Enquanto o consórcio não é formado, seguem os preparativos para a concessão da ferrovia. Os estudos técnicos, econômicos e ambientais da ferrovia já foram submetidos a audiência pública. Nessa etapa, interessados em operar ou utilizar o serviço da ferrovia apresentaram sugestões.

No momento, os estudos estão na Agência Nacional de Transportes Terrestres (ANTT), que deverá enviá-los nos próximos dias para o Ministério dos Transportes e esse, por sua vez, os entregará à autora do projeto, a Estação de Luz Participações (EDLP), para fazer ajustes necessários. Só então os volumes serão remetidos para análise pelo Tribunal de Contas da União (TCU). Uma vez aprovados lá, o governo pode publicar o edital e marcar a data do leilão.

Próxima gestão

“Não vai dar tempo para fazer o leilão em 2018”, afirmou o secretário de Coordenação de Projetos do Programa de Parcerias de Investimentos (PPI), Tarcísio Freitas. “Vai ficar para o próximo presidente.”

Guilherme Quintella não vê problema nisso. “É um projeto de Estado, não de governo”, disse. “É uma solução estrutural e definitiva da logística de escoamento de grãos do Mato Grosso.” Ele ressaltou que as exportações do agronegócio são o principal componente do balanço de pagamentos do Brasil. “O próximo governante vai tratar do assunto com muita seriedade”, apostou. “E muito ânimo, porque vai receber um projeto pronto.”


A ferrovia do grão não ficará pronta nem no próximo mandato presidencial. A obra em si deve levar cerca de cinco anos para ser concluída. Mas, antes de ela ter início, será necessário obter as licenças ambientais. Trata-se de um processo trabalhoso e demorado. Só depois do licenciamento é que começarão a contar os 65 anos da concessão.

Fundação ambiental

Os empreendedores da Ferrogrão articulam a criação de uma fundação para gerir as medidas que serão adotadas para compensar o impacto da obra sobre o meio ambiente e as comunidades locais. Ela atuará não só nas ações diretamente ligadas à ferrovia.
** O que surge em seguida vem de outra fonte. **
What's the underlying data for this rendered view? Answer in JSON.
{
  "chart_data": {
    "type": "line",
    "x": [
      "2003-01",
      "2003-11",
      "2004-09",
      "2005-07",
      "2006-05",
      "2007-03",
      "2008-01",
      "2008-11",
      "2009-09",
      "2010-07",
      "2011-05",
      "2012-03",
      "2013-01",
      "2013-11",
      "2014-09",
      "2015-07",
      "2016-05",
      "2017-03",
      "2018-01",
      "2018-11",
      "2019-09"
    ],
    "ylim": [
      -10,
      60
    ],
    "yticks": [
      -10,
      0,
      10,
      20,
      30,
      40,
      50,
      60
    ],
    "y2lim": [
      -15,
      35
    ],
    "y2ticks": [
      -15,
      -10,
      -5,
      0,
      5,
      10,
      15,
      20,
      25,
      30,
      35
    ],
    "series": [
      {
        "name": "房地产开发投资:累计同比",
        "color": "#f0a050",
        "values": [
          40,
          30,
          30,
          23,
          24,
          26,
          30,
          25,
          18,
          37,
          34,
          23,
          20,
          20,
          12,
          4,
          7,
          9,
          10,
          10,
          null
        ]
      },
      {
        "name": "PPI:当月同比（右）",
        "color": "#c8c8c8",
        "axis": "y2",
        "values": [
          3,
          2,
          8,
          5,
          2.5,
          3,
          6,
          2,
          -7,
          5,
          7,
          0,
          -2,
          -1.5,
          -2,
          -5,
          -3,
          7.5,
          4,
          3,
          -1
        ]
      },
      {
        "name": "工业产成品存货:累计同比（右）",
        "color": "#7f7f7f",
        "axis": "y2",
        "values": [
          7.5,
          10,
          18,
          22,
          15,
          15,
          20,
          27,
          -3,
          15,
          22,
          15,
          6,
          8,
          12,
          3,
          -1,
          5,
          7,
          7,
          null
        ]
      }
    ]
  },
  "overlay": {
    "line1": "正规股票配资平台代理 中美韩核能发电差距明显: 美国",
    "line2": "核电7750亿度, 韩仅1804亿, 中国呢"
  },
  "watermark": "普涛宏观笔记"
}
Poderá também atender a outros projetos do tipo em toda a bacia do rio Tapajós que tenham interesse.

“Não cabe mais no Brasil o setor privado acreditar que compliance (boas práticas de governança) das obrigações legais e de compromissos definidos pelo licenciamento socioambiental se resolve alocando recursos financeiros e esperando que tudo fique resolvido sem o real envolvimento das populações impactadas”, disse o presidente da Estação da Luz Participações (EDLP), Guilherme Quintella.

A ferrovia afeta dois elementos que têm alimentado críticas ao agronegócio brasileiro mundo afora: o meio ambiente e os indígenas. O trajeto da linha em si não tem empecilhos legais, mas ela pode afetar comunidades e reservas naturais próximas. A ferrovia vai passar no meio do Parque Nacional Jamanxim, que hoje já é cortado pela BR-163. A rodovia já existia na época da demarcação. As informações são do jornal O Estado de S. Paulo.